3. No romantic life. I’m 17 and a half, and I’m NBK. Not to sound conceited, but I’m no Eloise Midgen. Random strangers tell me I’m pretty, and according to my pediatrician, I’ve got the body of a Barbie doll. But it’s sort of hard to find somebody to love when you pass out every time you stand up.

4. The disease itself. I’m sick of being dizzy!

5. Boredom. After ten months of house arrest, I’ve kind of run out of stuff to do. I’ve watched every Disney movie ever made, including the package films from the 40s. I’ve read all the books on my list, including the 1200-page unabridged version of Les Miserables (twice). I taught myself the Cyrillic alphabet and how to swear in nine languages. Basically, I just sleep and play solitaire now.
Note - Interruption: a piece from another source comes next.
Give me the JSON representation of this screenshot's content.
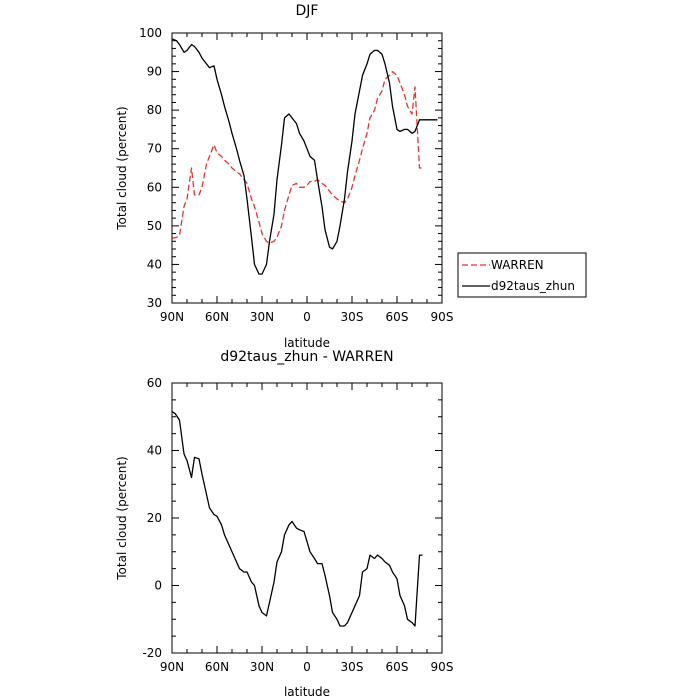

6. Keeping up with the schoolwork. Just because I’m not actually in school doesn’t mean I don’t have to learn everything. I have midterms this week, and it’s going to be hell. Luckily, I only have to pass English and History to graduate, but I really don’t want solid F’s on my report card. I freak out when I get C’s. I have a homebound teacher, but my classes are too advanced for her to really help me. So I get to teach myself organic chemistry and the root causes of the Chinese Civil War. Yay!

I’m sure I’m forgetting something, but honestly, I’m too tired to think right now. Oh wait, I feel that way all the time. So yeah. Go ahead and cry about how mean people are and how you’re so stressed and how much you hate school. I’ll just sit here with my loneliness and textbooks and try to learn integral calculus.